Adding whole-body PET/MRI improves evaluation of colorectal cancer
Compared with conventional multi-detector, contrast-enhanced CT (CECT) alone, CECT with integrated whole-body PET/MRI is better at detecting metastatic lesions and characterizing indeterminate lesions in the colon.
The improvement is only partial when imaging small pulmonary metastatic nodules, but overall it points to PET/MRI as a potential aid to guide the selection of more appropriate treatment strategies for patients with colorectal cancer.
The study backing up these conclusions is running in the January edition of the American Journal of Roentgenology.
Beomsik Kang, MD, of Seoul National University College of Medicine in Korea and colleagues reviewed the cases of 51 patients with colorectal cancer who underwent F-18 fluorodeoxyglucose PET/MRI and CECT within a 90-day interval between October 2012 and August 2013.

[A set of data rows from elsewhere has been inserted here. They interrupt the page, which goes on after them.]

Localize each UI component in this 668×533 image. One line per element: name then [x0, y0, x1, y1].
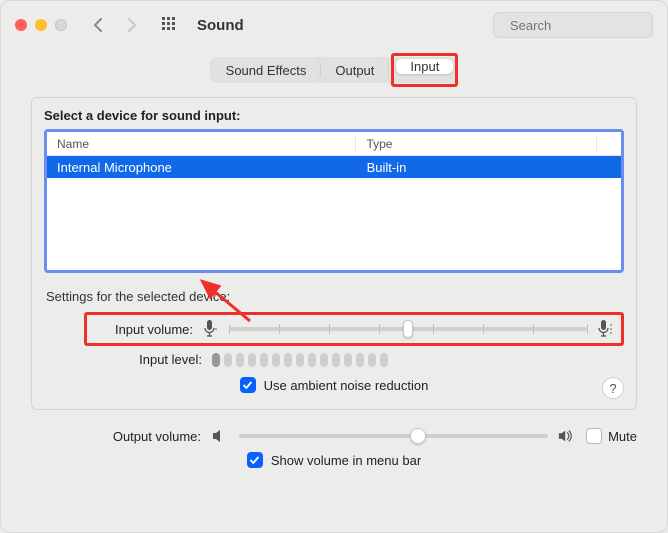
table-row[interactable]: Internal Microphone Built-in: [47, 156, 621, 178]
checkmark-icon: [242, 380, 253, 391]
grid-icon: [162, 17, 178, 33]
speaker-high-icon: [558, 429, 576, 443]
noise-reduction-checkbox[interactable]: [240, 377, 256, 393]
tab-output[interactable]: Output: [321, 59, 389, 81]
help-icon: ?: [609, 381, 616, 396]
minimize-window-button[interactable]: [35, 19, 47, 31]
input-volume-thumb[interactable]: [403, 320, 413, 338]
microphone-high-icon: [597, 319, 615, 339]
tab-sound-effects[interactable]: Sound Effects: [212, 59, 322, 81]
device-type-cell: Built-in: [357, 160, 597, 175]
tabs-segmented-control: Sound Effects Output Input: [210, 57, 459, 83]
table-header: Name Type: [47, 132, 621, 156]
window-title: Sound: [197, 17, 244, 34]
chevron-left-icon: [93, 18, 103, 32]
microphone-low-icon: [203, 319, 219, 339]
show-all-button[interactable]: [157, 13, 183, 37]
column-header-name[interactable]: Name: [47, 137, 356, 151]
mute-checkbox[interactable]: [586, 428, 602, 444]
search-field[interactable]: [493, 12, 653, 38]
select-device-prompt: Select a device for sound input:: [44, 108, 624, 123]
mute-label: Mute: [608, 429, 637, 444]
tabs-container: Sound Effects Output Input: [1, 57, 667, 83]
output-volume-label: Output volume:: [31, 429, 211, 444]
input-volume-slider[interactable]: [203, 319, 615, 339]
titlebar: Sound: [1, 1, 667, 49]
traffic-lights: [15, 19, 67, 31]
output-volume-thumb[interactable]: [410, 428, 426, 444]
noise-reduction-label: Use ambient noise reduction: [264, 378, 429, 393]
output-volume-section: Output volume: Mute Show volume in menu …: [31, 428, 637, 468]
forward-button[interactable]: [119, 13, 145, 37]
device-name-cell: Internal Microphone: [47, 160, 357, 175]
input-level-label: Input level:: [84, 352, 212, 367]
menu-bar-volume-checkbox[interactable]: [247, 452, 263, 468]
zoom-window-button[interactable]: [55, 19, 67, 31]
input-panel: Select a device for sound input: Name Ty…: [31, 97, 637, 410]
menu-bar-volume-label: Show volume in menu bar: [271, 453, 421, 468]
back-button[interactable]: [85, 13, 111, 37]
output-volume-slider[interactable]: [239, 434, 548, 438]
close-window-button[interactable]: [15, 19, 27, 31]
tab-input[interactable]: Input: [396, 59, 453, 74]
checkmark-icon: [249, 455, 260, 466]
noise-reduction-row: Use ambient noise reduction: [44, 377, 624, 393]
input-volume-label: Input volume:: [93, 322, 203, 337]
input-device-table: Name Type Internal Microphone Built-in: [44, 129, 624, 273]
column-header-type[interactable]: Type: [356, 137, 597, 151]
search-input[interactable]: [508, 17, 668, 34]
chevron-right-icon: [127, 18, 137, 32]
input-level-meter: [212, 353, 624, 367]
settings-for-device-label: Settings for the selected device:: [46, 289, 624, 304]
help-button[interactable]: ?: [602, 377, 624, 399]
speaker-low-icon: [211, 429, 229, 443]
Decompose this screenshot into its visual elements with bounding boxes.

They found that PET/MRI added value to CECT for 14 of 51 patients (27.5 percent) by leading to better characterization in 12 of the patients (23.5 percent) and/or additional detection of extracolonic lesions in two of them (3.9 percent).
The additional information from PET/MRI led to a change in treatment strategy for 11 of 51 (21.6 percent).
ROC curve analyses showed that PET/MRI was significantly superior to CT in depicting colorectal cancer.
The results suggest that integrated PET/MRI “may add information to the standard contrast-enhanced CT findings regarding metastases in the evaluation of malignant tumors, helping radiologists make a more appropriate selection of the treatment strategy for patients with colorectal cancer,” the authors write in their study discussion.
Given MRI’s many advantages in oncology imaging, “not only for its excellent soft-tissue contrast but also for its multiparametric capability,” they point out, “we believe that PET/MRI may actually be better than PET/CT in the evaluation of certain disease entities, such as soft-tissue sarcoma, primary hepatic malignancy, and hepatic metastases.”